Выбрать главу

По понятным причинам польская литература оставила много свидетельств о военном времени. Сразу после войны появились произведения документального характера, рассказывающие о гитлеровских преступлениях и мученичестве польского народа (самое известное «Дым над Биркенау» С. Шмаглевской). Были и произведения психологические, анализирующие феномен озверения палачей и геройства жертв; безмерность страданий пытались порой трактовать в мистическом плане, например, З. Коссак-Щуцкая в своей книге «Из бездны». Крупнейшие писатели мира видели в беспримерном массовом истреблении полный крах традиции европейского гуманизма. Но ни одна из этих книг, даже самых значительных, не в состоянии была передать всю правду о тотальной войне и ее ужаснейшем проявлении — Освенциме.

Боровский также не претендовал на то, чтобы рассказать всю правду об Освенциме. Но ему удалось вскрыть самое существенное и самое мучительное. Он не стал заниматься психологией палача и психологией жертвы, сумел отрешиться от страданий миллионов и того ада, что пережил сам, — и посмотрел на лагерь взглядом холодным, беспощадным.

Для Боровского лагерь — это следствие успехов и побед третьего рейха, того нового порядка, который гитлеризм пытался навязать покоренной Европе. Чтобы утвердить господство немецкой расы над миром, гитлеровский фашизм счел необходимым использовать в своих интересах покоренные народы, принудить жертвы к соучастию в их же истреблении. Лагерь не был ни сборищем преступных натур, ни бессмысленной гекатомбой, ни возмездием за грехи человеческие, — это была четко продуманная система, сознательно организованное предприятие, служившее целям гитлеризма. Это не были — говоря словами Альбера Камю — обычные преступления от разгула страстей, испокон века известные человечеству, здесь миру явилась следующая ступень — преступления, подчиненные логике тоталитарной системы, доведенной до высшей точки, до невиданных в истории размеров, до масштабов геноцида. Теперь, по прошествии многих лет, этот механизм детально изучен: множество научных институтов, опираясь на архивные изыскания и всевозможные исследования, раскрыли миру, как гитлеризм пришел к созданию подобного уникального государства, с какой последовательностью внедрял свой новый порядок, как близок был к его осуществлению. Тадеуш Боровский без помощи архивов и сонма ученых, с первого взгляда сам постиг эту систему, обнажив ее политические, экономические и социологические механизмы.

Кроме познавательной ценности, кроме анализа логики гитлеровских преступлений, в рассказах Боровского содержится нечто большее.
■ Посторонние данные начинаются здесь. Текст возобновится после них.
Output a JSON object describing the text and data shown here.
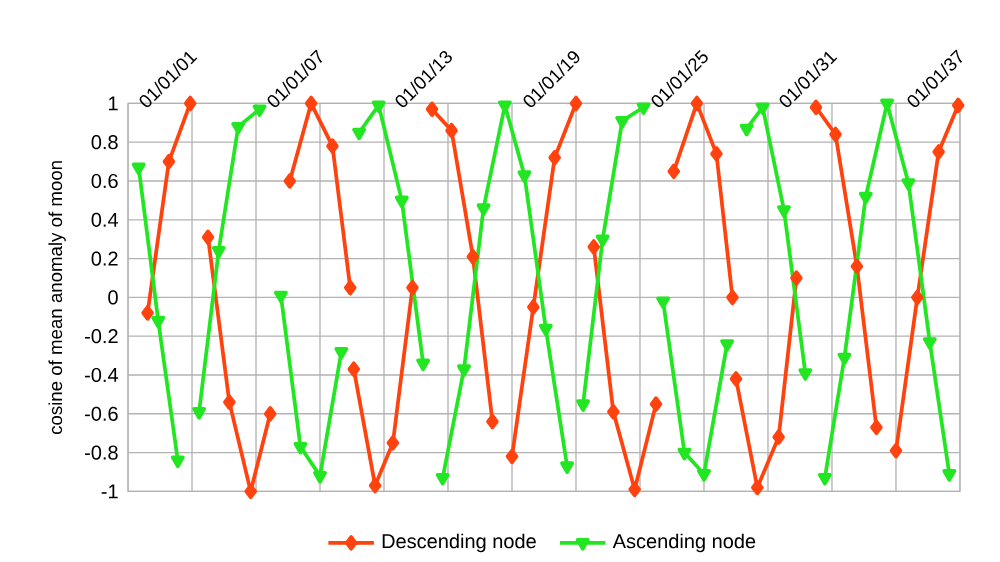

Трагедия концлагерей сформулирована в них иначе, чем почти во всей прочей литературе. Центр тяжести перенесен на жертвы. Для Боровского истинная трагедия лагерей состояла не в отношениях между палачами и жертвами: палачи, эти не имеющие оправдания послушные винтики гитлеровской машины эксплуатации и уничтожения, — хоть и заслужили петлю — все же на роль полноправных, достойных участников трагедии не тянут.

Главной трагедией концлагерей, к которой привела продуманная, преступная логика их создателей, было истребление всего человеческого в жертве, принуждение под страхом смерти к покорности, расчетливое натравливание человека на человека. В этом Боровский увидел наиболее изощренную, истинно дьявольскую сторону лагерей. В своих рассказах он не сосредоточивается ни на частых случаях нравственного падения и патологических срывов, ни на нередких случаях геройства, а исследует механизм «будничного выживания». В соответствии с этой задачей героями своих рассказов он сделал не злостного преступника и не лагерного святого, а человека, который хочет выжить — лагерного форарбайтера, заключенного, которого используют на подсобных работах, или же просто узника, постигшего законы лагерной жизни и сумевшего к ним приспособиться. Злоключения такого заурядного, неплохого по природе, но прошедшего лагерную выучку человека и стали содержанием рассказов: «День в Гармензе», «Пожалуйте в газовую камеру», «Смерть повстанца».

В своей книге Боровский не ограничился рассказами о концлагерях. Писатель сделал следующий, еще более рискованный шаг. В рассказах не лагерных, периода оккупации («Прощание с Марией») и периода освобождения («Битва под Грюнвальдом»), он задумался над проблемой: что предвещало появление такого изуродованного лагерем человека и что с ним стало, когда война кончилась. Таким образом, свой диагноз упадка гуманистических ценностей, деградации человека Боровский распространил и на другие ситуации, на более широкую сферу.